Council members answer questions on Seattle arena proposal
Metropolitan King County Council Member Bob Ferguson and Seattle City Council member Mike O'Brien host a "town hall" meeting about the proposed new arena in Seattle's Sodo District.
Seattle Times staff reporter
More than 200 people packed a North Seattle Community College cafeteria for a boisterous "town hall meeting" Tuesday night on the proposal to build a $490 million sports arena in Sodo, with up to $200 million in public investment.
The first such meeting held outside government buildings was organized by Metropolitan King County Council member Bob Ferguson and Seattle City Council member Mike O'Brien, both of whom live in North Seattle.
Fielding questions and statements — and occasional eruptions of applause and catcalls — Ferguson and O'Brien stressed that they had not made up their minds on the proposal led by hedge-fund manager Chris Hansen. They said they hoped to make the proposal better for the public by hearing from citizens on both sides.
Both said they were looking for more data about key questions, and both did a pretty good balancing act when it came to their views.
Ferguson said he wants his decision to be "driven by independent analysis so it's not just who's speaking the loudest."
O'Brien said he was sympathetic to those who don't think any public money should be spent on pro sports. "I wish there was a different reality, but when you look around the country, just about every sports team requires some public investment. If I turn my back on that, some of the community would be very harmed" because pro sports are important to them, he said.
Many in the crowd wore green-and-gold attire of the departed Sonics, and supporters seemed to outnumber opponents. But skeptics held their own at the microphone, asking roughly as many pointed questions as fans.
Many of the questions revolved around KeyArena — why it wasn't part of the proposal and what would happen to it and the people who still work there — if a new arena were built in Sodo.
Ferguson and O'Brien explained that Hansen has been clear he doesn't want to invest in KeyArena. He has said he wouldn't do it even if the city were to give him KeyArena, according to O'Brien.
"You have to respect his decision," Ferguson added. "He's a private investor putting the money up."
Scott Feldman, an arena supporter, wore a "Sonics Thief" T-shirt with a Starbucks logo on it, a jab at former Sonics owner and Starbucks CEO Howard Schultz, who sold the Sonics to businessmen in Oklahoma City, where the team now plays.

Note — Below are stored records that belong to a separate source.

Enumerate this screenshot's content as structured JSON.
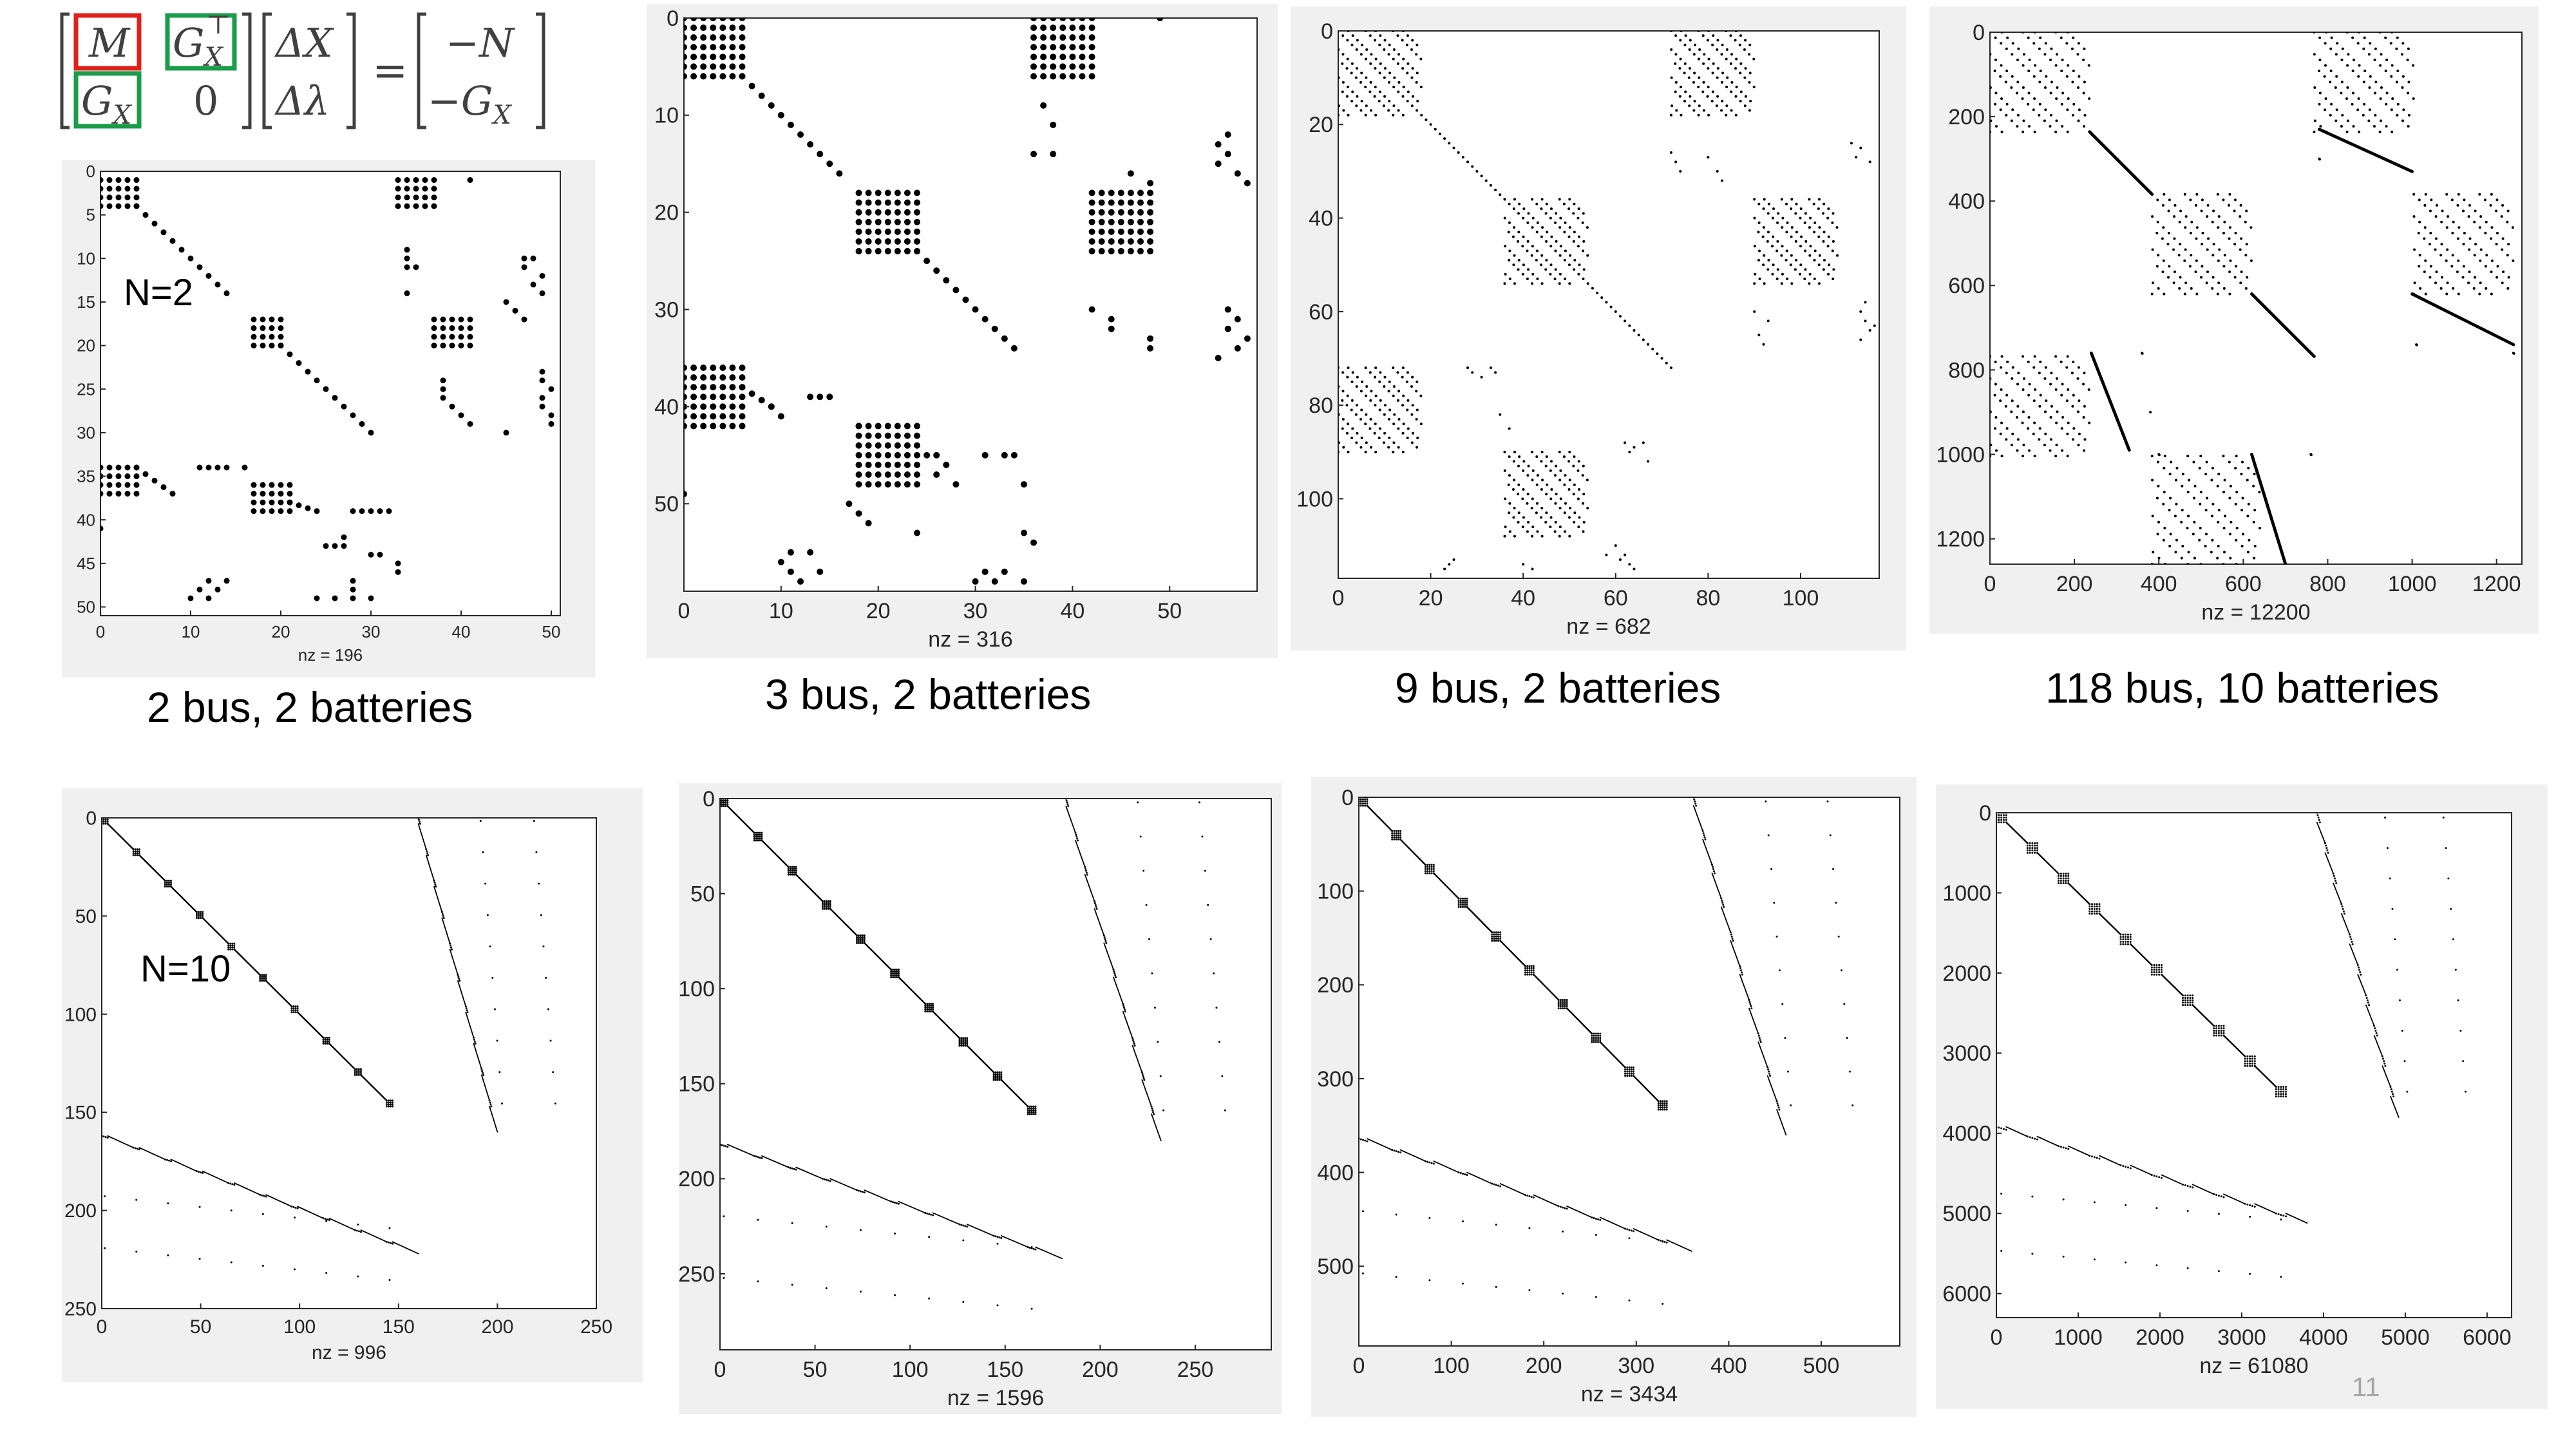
{
  "equation": {
    "m11": "M",
    "m12_base": "G",
    "m12_sub": "X",
    "m12_sup": "⊤",
    "m21_base": "G",
    "m21_sub": "X",
    "m22": "0",
    "x1": "ΔX",
    "x2": "Δλ",
    "eq": "=",
    "r1": "−N",
    "r2_base": "−G",
    "r2_sub": "X",
    "m_box_color": "#e0201b",
    "g_box_color": "#1a9c4a"
  },
  "page_number": "11",
  "chart_data": [
    {
      "type": "heatmap",
      "title": "",
      "xlabel": "nz = 196",
      "ylabel": "",
      "caption": "2 bus, 2 batteries",
      "annotation": "N=2",
      "xlim": [
        0,
        51
      ],
      "ylim": [
        0,
        51
      ],
      "xticks": [
        "0",
        "10",
        "20",
        "30",
        "40",
        "50"
      ],
      "yticks": [
        "0",
        "5",
        "10",
        "15",
        "20",
        "25",
        "30",
        "35",
        "40",
        "45",
        "50"
      ],
      "xtick_values": [
        0,
        10,
        20,
        30,
        40,
        50
      ],
      "ytick_values": [
        0,
        5,
        10,
        15,
        20,
        25,
        30,
        35,
        40,
        45,
        50
      ],
      "nz": 196,
      "blocks": [
        {
          "r0": 1,
          "r1": 4,
          "c0": 0,
          "c1": 4
        },
        {
          "r0": 1,
          "r1": 4,
          "c0": 33,
          "c1": 37
        },
        {
          "r0": 17,
          "r1": 20,
          "c0": 17,
          "c1": 20
        },
        {
          "r0": 17,
          "r1": 20,
          "c0": 37,
          "c1": 41
        },
        {
          "r0": 34,
          "r1": 37,
          "c0": 0,
          "c1": 4
        },
        {
          "r0": 36,
          "r1": 39,
          "c0": 17,
          "c1": 21
        }
      ],
      "diagonals": [
        {
          "r0": 4,
          "c0": 4,
          "r1": 14,
          "c1": 14
        },
        {
          "r0": 20,
          "c0": 20,
          "r1": 30,
          "c1": 30
        },
        {
          "r0": 34,
          "c0": 4,
          "r1": 37,
          "c1": 8
        },
        {
          "r0": 38,
          "c0": 21,
          "r1": 39,
          "c1": 24
        }
      ],
      "scatter": [
        [
          1,
          41
        ],
        [
          9,
          34
        ],
        [
          10,
          34
        ],
        [
          11,
          34
        ],
        [
          11,
          35
        ],
        [
          14,
          34
        ],
        [
          10,
          48
        ],
        [
          10,
          47
        ],
        [
          11,
          47
        ],
        [
          12,
          49
        ],
        [
          13,
          48
        ],
        [
          14,
          49
        ],
        [
          15,
          45
        ],
        [
          16,
          46
        ],
        [
          17,
          47
        ],
        [
          24,
          38
        ],
        [
          25,
          38
        ],
        [
          26,
          38
        ],
        [
          27,
          39
        ],
        [
          28,
          40
        ],
        [
          29,
          41
        ],
        [
          23,
          49
        ],
        [
          24,
          49
        ],
        [
          25,
          50
        ],
        [
          26,
          49
        ],
        [
          27,
          49
        ],
        [
          28,
          50
        ],
        [
          29,
          50
        ],
        [
          30,
          45
        ],
        [
          34,
          11
        ],
        [
          34,
          12
        ],
        [
          34,
          13
        ],
        [
          34,
          14
        ],
        [
          34,
          16
        ],
        [
          39,
          28
        ],
        [
          39,
          29
        ],
        [
          39,
          30
        ],
        [
          39,
          31
        ],
        [
          39,
          32
        ],
        [
          41,
          0
        ],
        [
          43,
          25
        ],
        [
          43,
          26
        ],
        [
          43,
          27
        ],
        [
          42,
          27
        ],
        [
          44,
          30
        ],
        [
          44,
          31
        ],
        [
          45,
          33
        ],
        [
          46,
          33
        ],
        [
          47,
          28
        ],
        [
          48,
          28
        ],
        [
          47,
          12
        ],
        [
          48,
          11
        ],
        [
          49,
          12
        ],
        [
          48,
          13
        ],
        [
          47,
          14
        ],
        [
          49,
          10
        ],
        [
          49,
          24
        ],
        [
          49,
          26
        ],
        [
          49,
          28
        ],
        [
          49,
          30
        ]
      ]
    },
    {
      "type": "heatmap",
      "title": "",
      "xlabel": "nz = 316",
      "ylabel": "",
      "caption": "3 bus, 2 batteries",
      "xlim": [
        0,
        59
      ],
      "ylim": [
        0,
        59
      ],
      "xticks": [
        "0",
        "10",
        "20",
        "30",
        "40",
        "50"
      ],
      "yticks": [
        "0",
        "10",
        "20",
        "30",
        "40",
        "50"
      ],
      "xtick_values": [
        0,
        10,
        20,
        30,
        40,
        50
      ],
      "ytick_values": [
        0,
        10,
        20,
        30,
        40,
        50
      ],
      "nz": 316,
      "blocks": [
        {
          "r0": 0,
          "r1": 6,
          "c0": 0,
          "c1": 6
        },
        {
          "r0": 0,
          "r1": 6,
          "c0": 36,
          "c1": 42
        },
        {
          "r0": 18,
          "r1": 24,
          "c0": 18,
          "c1": 24
        },
        {
          "r0": 18,
          "r1": 24,
          "c0": 42,
          "c1": 48
        },
        {
          "r0": 36,
          "r1": 42,
          "c0": 0,
          "c1": 6
        },
        {
          "r0": 42,
          "r1": 48,
          "c0": 18,
          "c1": 24
        }
      ],
      "diagonals": [
        {
          "r0": 6,
          "c0": 6,
          "r1": 16,
          "c1": 16
        },
        {
          "r0": 24,
          "c0": 24,
          "r1": 34,
          "c1": 34
        },
        {
          "r0": 38,
          "c0": 6,
          "r1": 40,
          "c1": 9
        }
      ],
      "scatter": [
        [
          0,
          49
        ],
        [
          9,
          37
        ],
        [
          11,
          38
        ],
        [
          12,
          56
        ],
        [
          13,
          55
        ],
        [
          14,
          56
        ],
        [
          15,
          55
        ],
        [
          16,
          57
        ],
        [
          17,
          58
        ],
        [
          14,
          38
        ],
        [
          14,
          36
        ],
        [
          16,
          46
        ],
        [
          17,
          48
        ],
        [
          30,
          42
        ],
        [
          31,
          44
        ],
        [
          32,
          44
        ],
        [
          33,
          48
        ],
        [
          34,
          48
        ],
        [
          30,
          56
        ],
        [
          31,
          57
        ],
        [
          32,
          56
        ],
        [
          33,
          58
        ],
        [
          34,
          57
        ],
        [
          35,
          55
        ],
        [
          39,
          13
        ],
        [
          39,
          14
        ],
        [
          39,
          15
        ],
        [
          40,
          9
        ],
        [
          41,
          10
        ],
        [
          42,
          18
        ],
        [
          43,
          19
        ],
        [
          45,
          25
        ],
        [
          45,
          26
        ],
        [
          46,
          27
        ],
        [
          47,
          26
        ],
        [
          48,
          28
        ],
        [
          45,
          31
        ],
        [
          45,
          33
        ],
        [
          45,
          34
        ],
        [
          48,
          35
        ],
        [
          49,
          0
        ],
        [
          50,
          17
        ],
        [
          51,
          18
        ],
        [
          52,
          19
        ],
        [
          53,
          24
        ],
        [
          53,
          35
        ],
        [
          54,
          36
        ],
        [
          55,
          11
        ],
        [
          56,
          10
        ],
        [
          57,
          11
        ],
        [
          58,
          12
        ],
        [
          55,
          13
        ],
        [
          57,
          14
        ],
        [
          58,
          30
        ],
        [
          57,
          31
        ],
        [
          58,
          32
        ],
        [
          57,
          33
        ],
        [
          58,
          35
        ]
      ]
    },
    {
      "type": "heatmap",
      "title": "",
      "xlabel": "nz = 682",
      "ylabel": "",
      "caption": "9 bus, 2 batteries",
      "xlim": [
        0,
        117
      ],
      "ylim": [
        0,
        117
      ],
      "xticks": [
        "0",
        "20",
        "40",
        "60",
        "80",
        "100"
      ],
      "yticks": [
        "0",
        "20",
        "40",
        "60",
        "80",
        "100"
      ],
      "xtick_values": [
        0,
        20,
        40,
        60,
        80,
        100
      ],
      "ytick_values": [
        0,
        20,
        40,
        60,
        80,
        100
      ],
      "nz": 682,
      "sparse_blocks": [
        {
          "r0": 0,
          "r1": 18,
          "c0": 0,
          "c1": 18
        },
        {
          "r0": 0,
          "r1": 18,
          "c0": 72,
          "c1": 90
        },
        {
          "r0": 36,
          "r1": 54,
          "c0": 36,
          "c1": 54
        },
        {
          "r0": 36,
          "r1": 54,
          "c0": 90,
          "c1": 108
        },
        {
          "r0": 72,
          "r1": 90,
          "c0": 0,
          "c1": 18
        },
        {
          "r0": 90,
          "r1": 108,
          "c0": 36,
          "c1": 54
        }
      ],
      "diagonals": [
        {
          "r0": 18,
          "c0": 18,
          "r1": 36,
          "c1": 36
        },
        {
          "r0": 54,
          "c0": 54,
          "r1": 72,
          "c1": 72
        }
      ],
      "scatter": [
        [
          26,
          72
        ],
        [
          28,
          73
        ],
        [
          30,
          74
        ],
        [
          27,
          80
        ],
        [
          30,
          82
        ],
        [
          32,
          83
        ],
        [
          25,
          113
        ],
        [
          27,
          112
        ],
        [
          28,
          115
        ],
        [
          24,
          111
        ],
        [
          60,
          90
        ],
        [
          62,
          93
        ],
        [
          65,
          91
        ],
        [
          67,
          92
        ],
        [
          58,
          114
        ],
        [
          60,
          113
        ],
        [
          62,
          114
        ],
        [
          64,
          115
        ],
        [
          63,
          116
        ],
        [
          66,
          113
        ],
        [
          72,
          28
        ],
        [
          73,
          29
        ],
        [
          74,
          31
        ],
        [
          72,
          33
        ],
        [
          73,
          34
        ],
        [
          82,
          35
        ],
        [
          85,
          37
        ],
        [
          88,
          62
        ],
        [
          89,
          64
        ],
        [
          90,
          63
        ],
        [
          88,
          66
        ],
        [
          92,
          67
        ],
        [
          110,
          60
        ],
        [
          112,
          58
        ],
        [
          113,
          61
        ],
        [
          112,
          62
        ],
        [
          114,
          63
        ],
        [
          115,
          64
        ],
        [
          114,
          40
        ],
        [
          115,
          42
        ],
        [
          113,
          25
        ],
        [
          114,
          24
        ],
        [
          115,
          23
        ]
      ]
    },
    {
      "type": "heatmap",
      "title": "",
      "xlabel": "nz = 12200",
      "ylabel": "",
      "caption": "118 bus, 10 batteries",
      "xlim": [
        0,
        1260
      ],
      "ylim": [
        0,
        1260
      ],
      "xticks": [
        "0",
        "200",
        "400",
        "600",
        "800",
        "1000",
        "1200"
      ],
      "yticks": [
        "0",
        "200",
        "400",
        "600",
        "800",
        "1000",
        "1200"
      ],
      "xtick_values": [
        0,
        200,
        400,
        600,
        800,
        1000,
        1200
      ],
      "ytick_values": [
        0,
        200,
        400,
        600,
        800,
        1000,
        1200
      ],
      "nz": 12200,
      "sparse_blocks": [
        {
          "r0": 0,
          "r1": 236,
          "c0": 0,
          "c1": 236
        },
        {
          "r0": 0,
          "r1": 236,
          "c0": 768,
          "c1": 1004
        },
        {
          "r0": 384,
          "r1": 620,
          "c0": 384,
          "c1": 620
        },
        {
          "r0": 384,
          "r1": 620,
          "c0": 1004,
          "c1": 1260
        },
        {
          "r0": 768,
          "r1": 1004,
          "c0": 0,
          "c1": 236
        },
        {
          "r0": 1004,
          "r1": 1260,
          "c0": 384,
          "c1": 620
        }
      ],
      "diagonals": [
        {
          "r0": 236,
          "c0": 236,
          "r1": 384,
          "c1": 384
        },
        {
          "r0": 620,
          "c0": 620,
          "r1": 768,
          "c1": 768
        },
        {
          "r0": 230,
          "c0": 780,
          "r1": 330,
          "c1": 1000
        },
        {
          "r0": 620,
          "c0": 1000,
          "r1": 740,
          "c1": 1240
        },
        {
          "r0": 760,
          "c0": 240,
          "r1": 990,
          "c1": 330
        },
        {
          "r0": 1000,
          "c0": 620,
          "r1": 1260,
          "c1": 700
        }
      ],
      "scatter": [
        [
          300,
          780
        ],
        [
          301,
          781
        ],
        [
          760,
          360
        ],
        [
          761,
          361
        ],
        [
          900,
          380
        ],
        [
          1000,
          400
        ],
        [
          1001,
          401
        ],
        [
          1000,
          760
        ],
        [
          1001,
          761
        ],
        [
          740,
          1010
        ],
        [
          741,
          1011
        ],
        [
          760,
          1240
        ],
        [
          761,
          1241
        ]
      ]
    },
    {
      "type": "heatmap",
      "title": "",
      "xlabel": "nz = 996",
      "ylabel": "",
      "caption": "",
      "annotation": "N=10",
      "xlim": [
        0,
        250
      ],
      "ylim": [
        0,
        250
      ],
      "xticks": [
        "0",
        "50",
        "100",
        "150",
        "200",
        "250"
      ],
      "yticks": [
        "0",
        "50",
        "100",
        "150",
        "200",
        "250"
      ],
      "xtick_values": [
        0,
        50,
        100,
        150,
        200,
        250
      ],
      "ytick_values": [
        0,
        50,
        100,
        150,
        200,
        250
      ],
      "nz": 996,
      "chain": {
        "n": 10,
        "row0": 0,
        "col0": 0,
        "step": 16,
        "size": 3,
        "cross_col0": 160,
        "cross_col_step": 4,
        "lower_row0": 162,
        "lower_row_step": 6,
        "lower_col_step": 16
      }
    },
    {
      "type": "heatmap",
      "title": "",
      "xlabel": "nz = 1596",
      "ylabel": "",
      "caption": "",
      "xlim": [
        0,
        290
      ],
      "ylim": [
        0,
        290
      ],
      "xticks": [
        "0",
        "50",
        "100",
        "150",
        "200",
        "250"
      ],
      "yticks": [
        "0",
        "50",
        "100",
        "150",
        "200",
        "250"
      ],
      "xtick_values": [
        0,
        50,
        100,
        150,
        200,
        250
      ],
      "ytick_values": [
        0,
        50,
        100,
        150,
        200,
        250
      ],
      "nz": 1596,
      "chain": {
        "n": 10,
        "row0": 0,
        "col0": 0,
        "step": 18,
        "size": 4,
        "cross_col0": 182,
        "cross_col_step": 5,
        "lower_row0": 182,
        "lower_row_step": 6,
        "lower_col_step": 18
      }
    },
    {
      "type": "heatmap",
      "title": "",
      "xlabel": "nz = 3434",
      "ylabel": "",
      "caption": "",
      "xlim": [
        0,
        585
      ],
      "ylim": [
        0,
        585
      ],
      "xticks": [
        "0",
        "100",
        "200",
        "300",
        "400",
        "500"
      ],
      "yticks": [
        "0",
        "100",
        "200",
        "300",
        "400",
        "500"
      ],
      "xtick_values": [
        0,
        100,
        200,
        300,
        400,
        500
      ],
      "ytick_values": [
        0,
        100,
        200,
        300,
        400,
        500
      ],
      "nz": 3434,
      "chain": {
        "n": 10,
        "row0": 0,
        "col0": 0,
        "step": 36,
        "size": 9,
        "cross_col0": 362,
        "cross_col_step": 10,
        "lower_row0": 364,
        "lower_row_step": 12,
        "lower_col_step": 36
      }
    },
    {
      "type": "heatmap",
      "title": "",
      "xlabel": "nz = 61080",
      "ylabel": "",
      "caption": "",
      "xlim": [
        0,
        6300
      ],
      "ylim": [
        0,
        6300
      ],
      "xticks": [
        "0",
        "1000",
        "2000",
        "3000",
        "4000",
        "5000",
        "6000"
      ],
      "yticks": [
        "0",
        "1000",
        "2000",
        "3000",
        "4000",
        "5000",
        "6000"
      ],
      "xtick_values": [
        0,
        1000,
        2000,
        3000,
        4000,
        5000,
        6000
      ],
      "ytick_values": [
        0,
        1000,
        2000,
        3000,
        4000,
        5000,
        6000
      ],
      "nz": 61080,
      "chain": {
        "n": 10,
        "row0": 0,
        "col0": 0,
        "step": 380,
        "size": 120,
        "cross_col0": 3920,
        "cross_col_step": 100,
        "lower_row0": 3920,
        "lower_row_step": 120,
        "lower_col_step": 380
      }
    }
  ]
}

Feldman said KeyArena is a "sunk cost that should not be part of the conversation anymore."
Katy Fogg, a KeyArena stage hand, said good jobs like hers need to be kept no matter the outcome of Hansen's proposal.
Many questions and statements during the 75-minute meeting focused on claims by the Port of Seattle that a Sodo arena would threaten its operations.
Lila Smith, a member of the Inlandboatmen's Union, wanted to know why public officials would jeopardize maritime commerce with a new arena.
Chris Carlson, an arena supporter, asked what data supported the Port's concerns about lost jobs, "because we haven't been given any yet."
Ferguson reiterated his desire for independent analysis of the Port's claims, and whether a new arena near the city's football and baseball stadiums would amount to a tipping point against the Port.
"I'm repeating this, but it's critical, and I think it's something that's been missing. I will be asking for an economic analysis and won't support (the proposal) without it," he said.